A Quantitative Framework to Predict Wait-Time Impacts Due to AI-Triage Devices in a Multi-AI, Multi-Disease Workflow
Michelle Mastrianni, Rucha Deshpande, Frank W. Samuelson, Yee Lam Elim Thompson
TL;DR
multi-QuCAD addresses how deploying multiple AI-triage devices affects radiologist wait-times across disease conditions. It combines a queueing-theory–based analytical framework with a simulation tool to quantify wait-time savings for target conditions and delays for non-targeted ones, under preemptive-resume and non-preemptive scheduling with priority and hierarchical protocols. The key contributions are the extended theoretical models, the simulation platform, and four brain-imaging experiments including a 4-AI, 9-disease scenario, revealing trade-offs and providing a practical tool for planning AI deployments.
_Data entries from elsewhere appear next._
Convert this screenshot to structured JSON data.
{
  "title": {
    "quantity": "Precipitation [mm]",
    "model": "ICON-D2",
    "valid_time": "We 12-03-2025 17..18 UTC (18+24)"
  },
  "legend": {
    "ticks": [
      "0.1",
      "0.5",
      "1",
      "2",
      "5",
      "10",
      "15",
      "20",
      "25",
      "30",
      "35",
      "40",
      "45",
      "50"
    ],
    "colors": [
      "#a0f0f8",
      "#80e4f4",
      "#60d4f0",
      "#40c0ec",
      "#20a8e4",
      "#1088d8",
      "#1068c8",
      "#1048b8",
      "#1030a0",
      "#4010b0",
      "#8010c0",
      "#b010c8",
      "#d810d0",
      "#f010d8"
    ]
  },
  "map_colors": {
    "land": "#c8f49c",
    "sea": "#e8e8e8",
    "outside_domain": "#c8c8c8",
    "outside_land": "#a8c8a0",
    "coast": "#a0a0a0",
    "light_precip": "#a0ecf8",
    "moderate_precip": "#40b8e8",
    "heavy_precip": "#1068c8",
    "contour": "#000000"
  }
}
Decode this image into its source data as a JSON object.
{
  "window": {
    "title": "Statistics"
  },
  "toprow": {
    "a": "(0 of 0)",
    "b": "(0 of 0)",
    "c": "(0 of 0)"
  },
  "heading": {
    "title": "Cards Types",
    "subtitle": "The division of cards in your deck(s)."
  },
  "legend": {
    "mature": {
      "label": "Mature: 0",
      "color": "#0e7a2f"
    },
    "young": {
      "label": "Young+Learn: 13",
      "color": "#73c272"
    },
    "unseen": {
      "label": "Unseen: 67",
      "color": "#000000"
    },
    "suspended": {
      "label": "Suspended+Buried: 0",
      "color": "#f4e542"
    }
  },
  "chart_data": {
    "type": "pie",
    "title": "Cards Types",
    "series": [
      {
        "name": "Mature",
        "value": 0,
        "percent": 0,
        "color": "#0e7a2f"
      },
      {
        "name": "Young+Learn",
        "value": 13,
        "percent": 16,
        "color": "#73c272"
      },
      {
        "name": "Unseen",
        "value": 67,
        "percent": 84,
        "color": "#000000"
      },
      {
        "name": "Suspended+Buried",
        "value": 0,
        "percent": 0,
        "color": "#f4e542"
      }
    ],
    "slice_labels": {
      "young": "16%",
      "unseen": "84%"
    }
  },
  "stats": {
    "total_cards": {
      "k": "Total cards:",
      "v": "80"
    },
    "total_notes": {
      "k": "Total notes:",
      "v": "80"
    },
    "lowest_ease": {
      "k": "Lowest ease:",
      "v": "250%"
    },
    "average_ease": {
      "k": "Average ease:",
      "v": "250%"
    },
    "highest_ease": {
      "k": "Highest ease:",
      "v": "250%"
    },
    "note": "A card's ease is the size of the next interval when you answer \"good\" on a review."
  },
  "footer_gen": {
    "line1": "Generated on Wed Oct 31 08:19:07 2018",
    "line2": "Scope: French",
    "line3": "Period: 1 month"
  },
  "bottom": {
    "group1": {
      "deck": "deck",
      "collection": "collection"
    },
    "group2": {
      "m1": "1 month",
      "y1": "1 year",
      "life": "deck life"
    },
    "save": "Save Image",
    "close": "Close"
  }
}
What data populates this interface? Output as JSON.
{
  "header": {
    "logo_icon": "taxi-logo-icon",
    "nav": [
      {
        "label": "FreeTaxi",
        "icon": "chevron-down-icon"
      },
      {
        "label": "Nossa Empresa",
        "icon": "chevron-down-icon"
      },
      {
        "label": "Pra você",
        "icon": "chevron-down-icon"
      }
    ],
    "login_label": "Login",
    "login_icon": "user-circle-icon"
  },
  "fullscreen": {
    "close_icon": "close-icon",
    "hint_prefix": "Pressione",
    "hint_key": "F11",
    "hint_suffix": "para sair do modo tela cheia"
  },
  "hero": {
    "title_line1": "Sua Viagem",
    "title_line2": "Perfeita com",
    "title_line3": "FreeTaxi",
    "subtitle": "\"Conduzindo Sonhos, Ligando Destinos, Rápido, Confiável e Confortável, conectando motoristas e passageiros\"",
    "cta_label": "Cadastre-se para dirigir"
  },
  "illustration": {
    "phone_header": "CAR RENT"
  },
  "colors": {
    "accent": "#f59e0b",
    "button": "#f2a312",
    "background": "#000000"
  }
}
The work highlights the need to balance time-savings for AI-targeted diseases against potential delays for other urgent conditions, with implications for safety, equity, and operational efficiency in radiology departments.
Abstract
The deployment of multiple AI-triage devices in radiology departments has grown rapidly, yet the cumulative impact on patient wait-times across different disease conditions remains poorly understood. This research develops a comprehensive mathematical and simulation framework to quantify wait-time trade-offs when multiple AI-triage devices operate simultaneously in a clinical workflow. We created multi-QuCAD, a software tool that models complex multi-AI, multi-disease scenarios using queueing theory principles, incorporating realistic clinical parameters including disease prevalence rates, radiologist reading times, and AI performance characteristics from FDA-cleared devices. The framework was verified through four experimental scenarios ranging from simple two-disease workflows to complex nine-disease systems, comparing preemptive versus non-preemptive scheduling disciplines and priority versus hierarchical triage protocols. Analysis of brain imaging workflows demonstrated that while AI-triage devices significantly reduce wait-times for target conditions, they can substantially delay diagnosis of non-targeted, yet urgent conditions. The study revealed that hierarchical protocol generally provides more wait-time savings for the highest-priority conditions compared to the priority protocol, though at the expense of more delays to lower-priority patients with other time-sensitive conditions. The quantitative framework presented provides essential insights for orchestrating multi-AI deployments to maximize overall patient time-saving benefits while minimizing unintended delay for other important patient populations.